Sorry but this analysis fails. Your numbers on PoW and PoS are calculated differently.
Your PoW analysis looks decent, for the case of carrying out the attack for a full year, and assuming 0 frictional costs (ASIC rental service fees, organizational costs, etc). However the PoS analysis should give exactly the same number, because by construction we have chosen parameters such that both networks pay the same security fee to the miners. Why would I buy the PoS coins? I can borrow them, perform the attack, and return them. interest rates are frictional costs. The 6% is calculated from the full money supply but we only need to get 51% of the staking coin, so one could argue this attack would be cheaper than the PoW for the normal case of not all coin being staked (some people might actually want to transact in it).
I don't think it does, and I can't say I've ever seen this kind of argument against PoS before. The fact that the cost of a 51% attack scales with the market cap is a well known fact.
There is no reason for the "PoS analysis to give the same number". I'm not making any frictionless hypothesis in the case of PoW. If anything, I'm not taking into account the economies of scale that someone willing to buy the equivalent of 51% of the network's hashrate would enjoy.
The economics of PoW and PoS security are fundamentally different.
While borrowing the coins might seem like a better option than buying them, the security precisely lies in the fact that one cannot simply borrow 25% of the total currency. In our example, how would you go about borrowing $25B worth of coins? Let's suppose you could, I guess that in return, you would need a ~$25B collateral. Once you've attacked the coin and made the price plummet (unlike PoW, the attack can be traced back to you), I very much doubt you collateral wouldn't be seized. Therefore, the attack would still cost you $25B.
Also, in the example I gave, I haven't made the hypothesis than 100% of the coins were mining but only 50%.

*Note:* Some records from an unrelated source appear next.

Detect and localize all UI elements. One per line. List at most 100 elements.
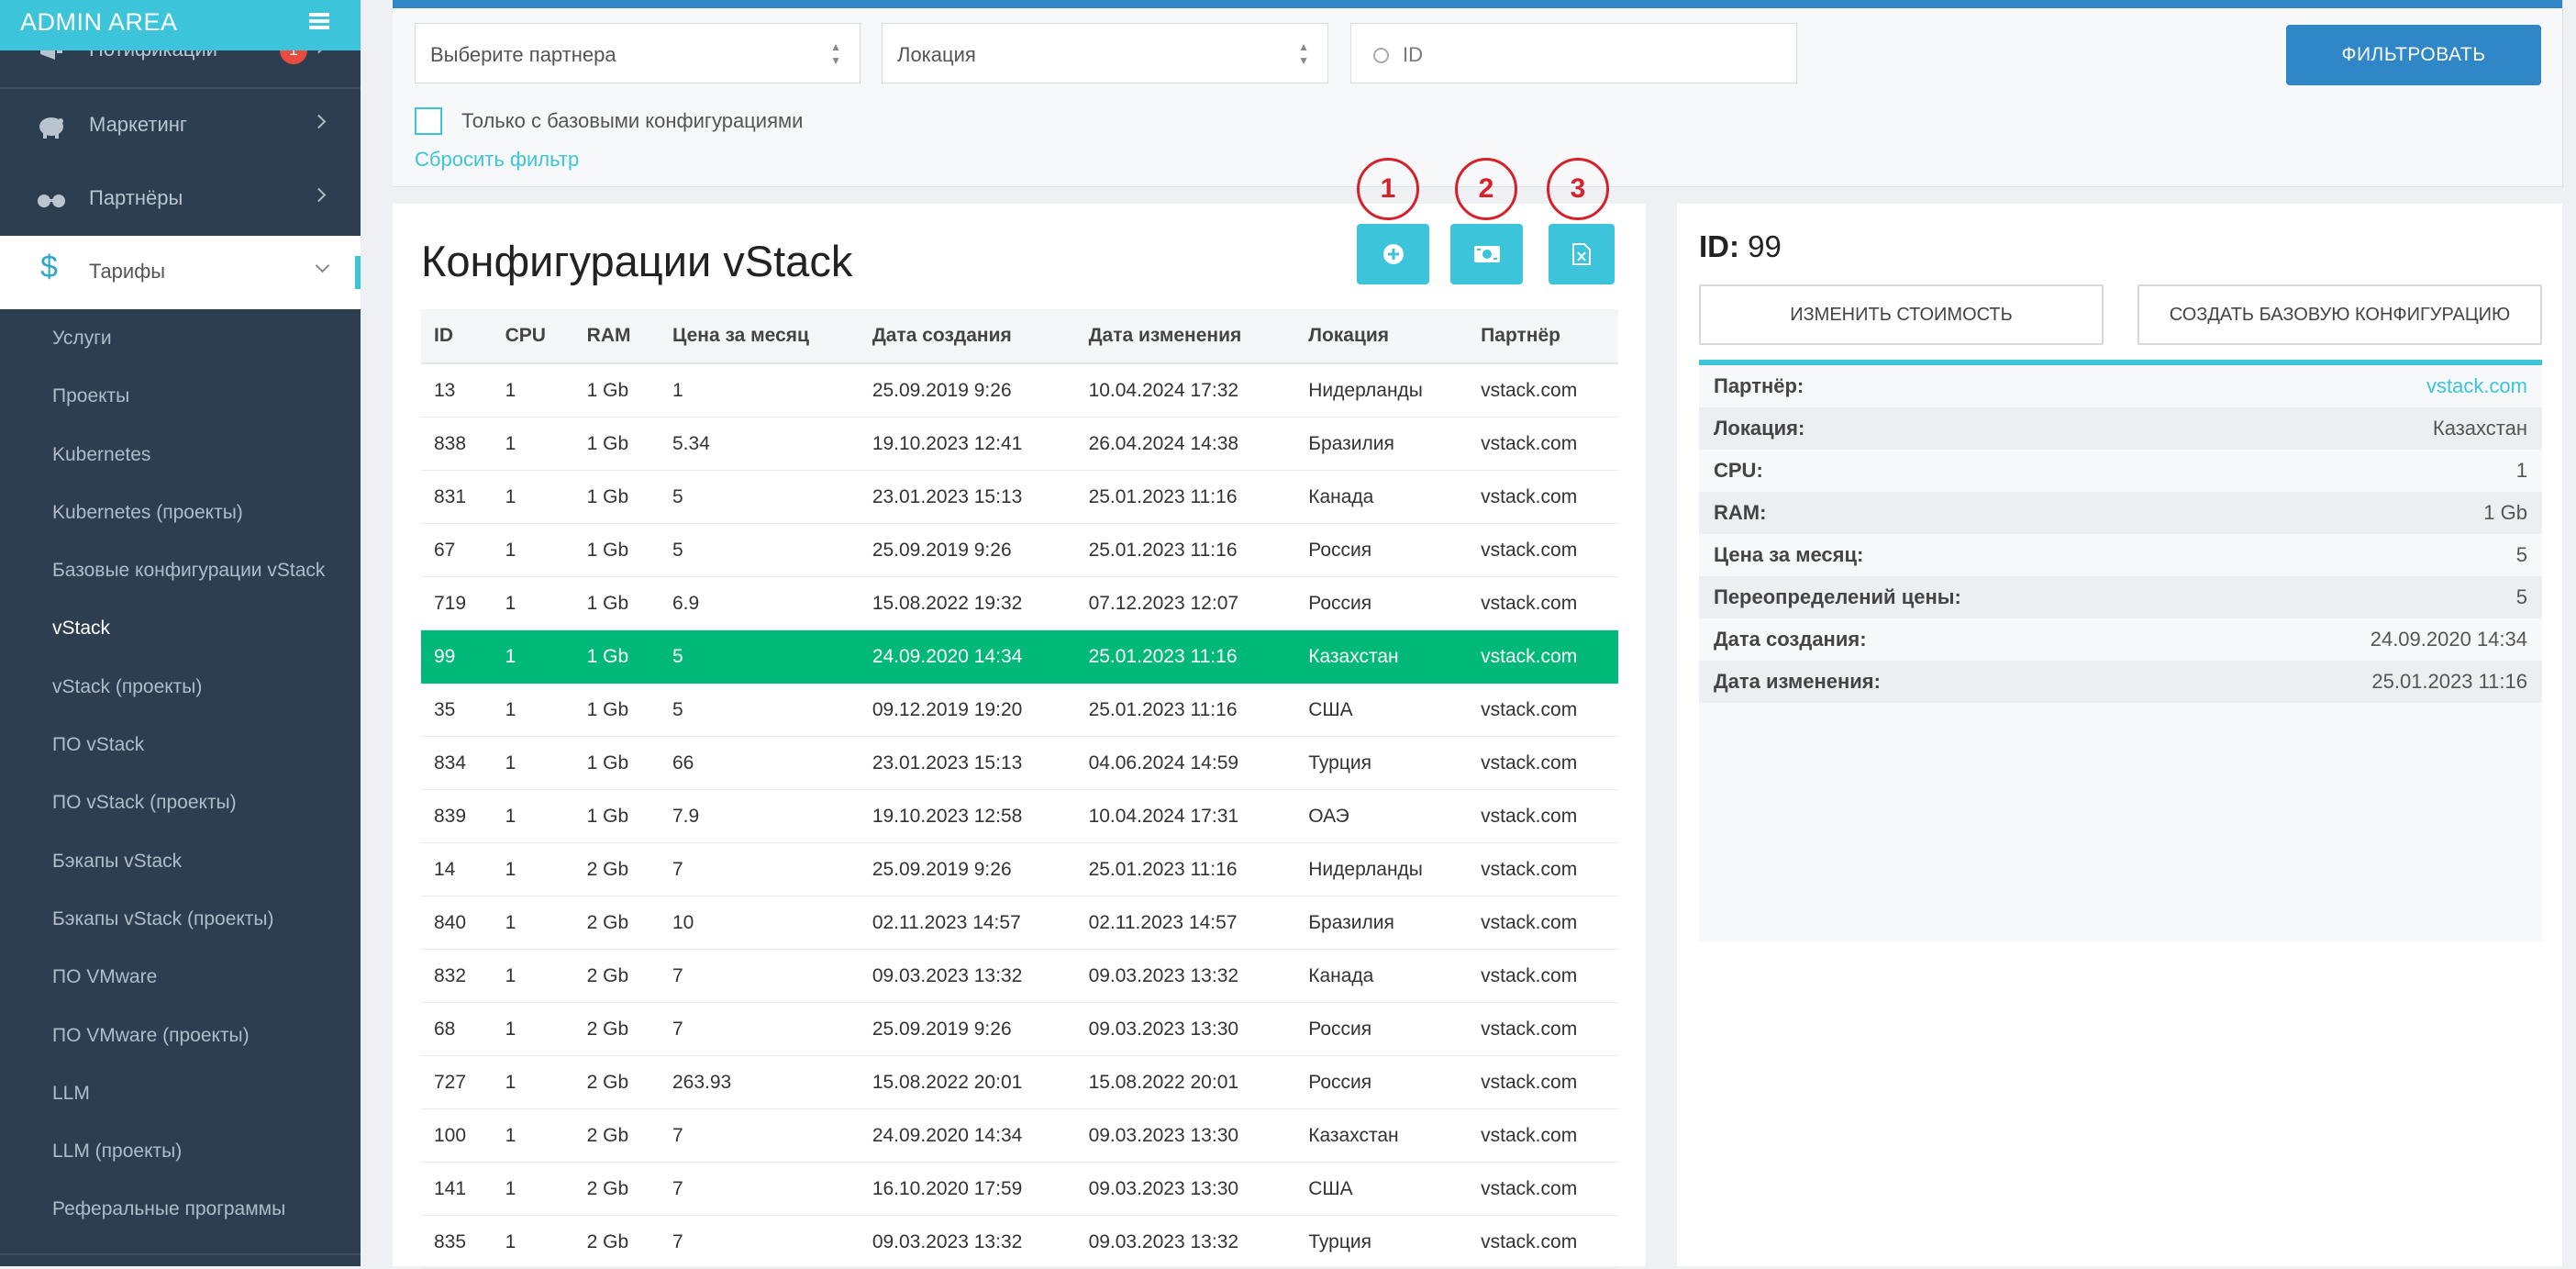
table-cell: 1 Gb (573, 576, 660, 630)
reset-filter-link[interactable]: Сбросить фильтр (415, 148, 579, 172)
table-cell: vstack.com (1468, 789, 1618, 843)
table-row[interactable]: 835 1 2 Gb 7 09.03.2023 13:32 09.03.2023 13:3… (421, 1215, 1618, 1269)
table-row[interactable]: 13 1 1 Gb 1 25.09.2019 9:26 10.04.2024 17:32 Н… (421, 363, 1618, 417)
table-row[interactable]: 14 1 2 Gb 7 25.09.2019 9:26 25.01.2023 11:16 Н… (421, 842, 1618, 896)
filter-button[interactable]: ФИЛЬТРОВАТЬ (2286, 25, 2541, 85)
table-cell: 831 (421, 470, 493, 524)
table-cell: 835 (421, 1215, 493, 1269)
callout-marker: 2 (1455, 158, 1517, 220)
sidebar-section-label: Партнёры (89, 186, 183, 209)
submenu-item-vstack[interactable]: vStack (0, 599, 361, 657)
base-only-label: Только с базовыми конфигурациями (461, 109, 804, 132)
partner-link[interactable]: vstack.com (2203, 365, 2542, 407)
table-row[interactable]: 834 1 1 Gb 66 23.01.2023 15:13 04.06.2024 14:… (421, 736, 1618, 790)
table-row[interactable]: 719 1 1 Gb 6.9 15.08.2022 19:32 07.12.2023 12… (421, 576, 1618, 630)
tariffs-submenu: Услуги Проекты Kubernetes Kubernetes (пр… (0, 309, 361, 1239)
table-cell: vstack.com (1468, 363, 1618, 417)
submenu-item-vstack-software-projects[interactable]: ПО vStack (проекты) (0, 774, 361, 831)
sidebar-section-label: Маркетинг (89, 113, 187, 136)
detail-field-value: 5 (2203, 576, 2542, 618)
export-excel-button[interactable] (1549, 224, 1615, 284)
plus-circle-icon (1382, 244, 1404, 264)
column-header[interactable]: Дата изменения (1075, 309, 1296, 364)
column-header[interactable]: CPU (492, 309, 574, 364)
sidebar-section-marketing[interactable]: Маркетинг (0, 89, 361, 164)
submenu-item-referral-programs[interactable]: Реферальные программы (0, 1180, 361, 1238)
sidebar-divider (0, 1253, 361, 1255)
detail-field-key: Партнёр: (1714, 374, 1804, 397)
table-row[interactable]: 840 1 2 Gb 10 02.11.2023 14:57 02.11.2023 14:… (421, 896, 1618, 950)
table-cell: 1 (492, 896, 574, 950)
bulk-price-button[interactable] (1450, 224, 1523, 284)
detail-field-key: Дата изменения: (1699, 661, 2204, 703)
table-cell: 7 (660, 949, 860, 1003)
glasses-icon (38, 195, 65, 207)
table-cell: 832 (421, 949, 493, 1003)
submenu-item-vmware-software[interactable]: ПО VMware (0, 948, 361, 1006)
table-cell: 1 (492, 470, 574, 524)
table-cell: Россия (1295, 523, 1469, 577)
table-row[interactable]: 68 1 2 Gb 7 25.09.2019 9:26 09.03.2023 13:30 Р… (421, 1002, 1618, 1056)
menu-toggle-icon[interactable] (309, 13, 329, 29)
table-cell: 68 (421, 1002, 493, 1056)
submenu-item-vstack-backups[interactable]: Бэкапы vStack (0, 832, 361, 890)
table-row[interactable]: 67 1 1 Gb 5 25.09.2019 9:26 25.01.2023 11:16 Р… (421, 523, 1618, 577)
id-field[interactable]: ID (1350, 23, 1797, 83)
submenu-item-vstack-projects[interactable]: vStack (проекты) (0, 658, 361, 716)
add-configuration-button[interactable] (1357, 224, 1429, 284)
submenu-item-llm-projects[interactable]: LLM (проекты) (0, 1122, 361, 1180)
submenu-item-projects[interactable]: Проекты (0, 367, 361, 425)
table-cell: 09.03.2023 13:30 (1075, 1108, 1296, 1163)
detail-field-key: Цена за месяц: (1714, 543, 1864, 566)
sidebar-section-tariffs[interactable]: $ Тарифы (0, 236, 361, 309)
table-row[interactable]: 727 1 2 Gb 263.93 15.08.2022 20:01 15.08.2022… (421, 1055, 1618, 1109)
submenu-item-vmware-software-projects[interactable]: ПО VMware (проекты) (0, 1007, 361, 1064)
table-cell: vstack.com (1468, 949, 1618, 1003)
table-cell: 25.01.2023 11:16 (1075, 842, 1296, 896)
table-row[interactable]: 832 1 2 Gb 7 09.03.2023 13:32 09.03.2023 13:3… (421, 949, 1618, 1003)
table-cell: Нидерланды (1295, 363, 1469, 417)
submenu-item-vstack-base-configs[interactable]: Базовые конфигурации vStack (0, 541, 361, 599)
detail-field-row: Локация: Казахстан (1699, 407, 2542, 450)
table-cell: 5 (660, 470, 860, 524)
table-cell: 1 Gb (573, 683, 660, 737)
create-base-config-button[interactable]: СОЗДАТЬ БАЗОВУЮ КОНФИГУРАЦИЮ (2137, 284, 2542, 345)
table-row[interactable]: 35 1 1 Gb 5 09.12.2019 19:20 25.01.2023 11:16… (421, 683, 1618, 737)
column-header[interactable]: Цена за месяц (660, 309, 860, 364)
base-only-checkbox[interactable] (415, 107, 442, 135)
submenu-item-llm[interactable]: LLM (0, 1064, 361, 1122)
submenu-item-vstack-backups-projects[interactable]: Бэкапы vStack (проекты) (0, 890, 361, 948)
submenu-item-services[interactable]: Услуги (0, 309, 361, 367)
table-cell: vstack.com (1468, 417, 1618, 471)
table-row[interactable]: 100 1 2 Gb 7 24.09.2020 14:34 09.03.2023 13:3… (421, 1108, 1618, 1163)
change-price-button[interactable]: ИЗМЕНИТЬ СТОИМОСТЬ (1699, 284, 2104, 345)
table-header-row: ID CPU RAM Цена за месяц Дата создания Дата и… (421, 309, 1618, 364)
sidebar-section-partners[interactable]: Партнёры (0, 162, 361, 238)
table-row[interactable]: 141 1 2 Gb 7 16.10.2020 17:59 09.03.2023 13:3… (421, 1162, 1618, 1216)
column-header[interactable]: Локация (1295, 309, 1469, 364)
submenu-item-kubernetes[interactable]: Kubernetes (0, 426, 361, 484)
table-cell: vstack.com (1468, 896, 1618, 950)
sidebar: Нотификации 1 ADMIN AREA Маркетинг Партн… (0, 0, 361, 1266)
submenu-item-kubernetes-projects[interactable]: Kubernetes (проекты) (0, 484, 361, 541)
table-row[interactable]: 839 1 1 Gb 7.9 19.10.2023 12:58 10.04.2024 17… (421, 789, 1618, 843)
callout-marker: 1 (1357, 158, 1419, 220)
table-cell: 838 (421, 417, 493, 471)
table-row[interactable]: 99 1 1 Gb 5 24.09.2020 14:34 25.01.2023 11:16… (421, 629, 1618, 684)
submenu-item-vstack-software[interactable]: ПО vStack (0, 716, 361, 774)
callout-marker: 3 (1547, 158, 1609, 220)
column-header[interactable]: ID (421, 309, 493, 364)
detail-id: ID: 99 (1699, 229, 1782, 264)
table-cell: Казахстан (1295, 1108, 1469, 1163)
location-select[interactable]: Локация ▲ ▼ (882, 23, 1328, 83)
table-body: 13 1 1 Gb 1 25.09.2019 9:26 10.04.2024 17:32 Н… (421, 363, 1618, 1269)
table-cell: 24.09.2020 14:34 (859, 629, 1076, 684)
column-header[interactable]: RAM (573, 309, 660, 364)
table-cell: Россия (1295, 576, 1469, 630)
table-row[interactable]: 831 1 1 Gb 5 23.01.2023 15:13 25.01.2023 11:1… (421, 470, 1618, 524)
column-header[interactable]: Партнёр (1468, 309, 1618, 364)
column-header[interactable]: Дата создания (859, 309, 1076, 364)
table-row[interactable]: 838 1 1 Gb 5.34 19.10.2023 12:41 26.04.2024 1… (421, 417, 1618, 471)
detail-field-row: RAM: 1 Gb (1699, 492, 2542, 534)
partner-select[interactable]: Выберите партнера ▲ ▼ (415, 23, 861, 83)
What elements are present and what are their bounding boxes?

Well I am more interested in facts that you know and can articulate than those which are "well known".
I am interested in particular in how you are avoiding checkpointing.
In terms of the 51% attack, obviously we don't buy asics we go directly to hash rental markets. I just want to reverse a TX a few blocks in, not own the whole network. Similarly with PoS. I put $25B worth of BTC in a smart escrow, so that I only get it back after I return the requisite numbero of PoS coins to the lenders, with interest / fee / whatever. Then I reverse the transactions on the PoS network I need to reverse, and get you your coin back. There is no reason why a few nice doublespends will crash the price to zero, and anyway the lenders have agreed to accept the units back at contractual terms independnet of price vs. any other asset. If those numbers seem too large, you can replace them with the actual market cap of your coin for a more realistic scenario.
Yes I can see how the security against reversing transactions is proportional to market cap, because you are paying 6% of market cap per year (in your example) to those who secure the network. It is well known that you "get what you pay for".. except of course when you don't
By time weighting do you mean the use of coin age in the mining equation? If so, the goal was to diminish the variance of the mining process to encourage small stake miners to mine. It has proven ineffective to attract more miners and it greatly hurts the security of the coin.
Concerning the 1 second rule, it is enforced by the fact that the only parameter that varies with time in the kernel (PoS's equivalent of Bitcoin's block header) is the time stamp which has a 1 second granularity.
Interesting. Isn't there a range of timestamps I can look through? Do blocks need to be sequential in timestamp? (they don't in bitcoin classic) Time enforcement is very central to these networks, if you have some new approach I would like to hear it.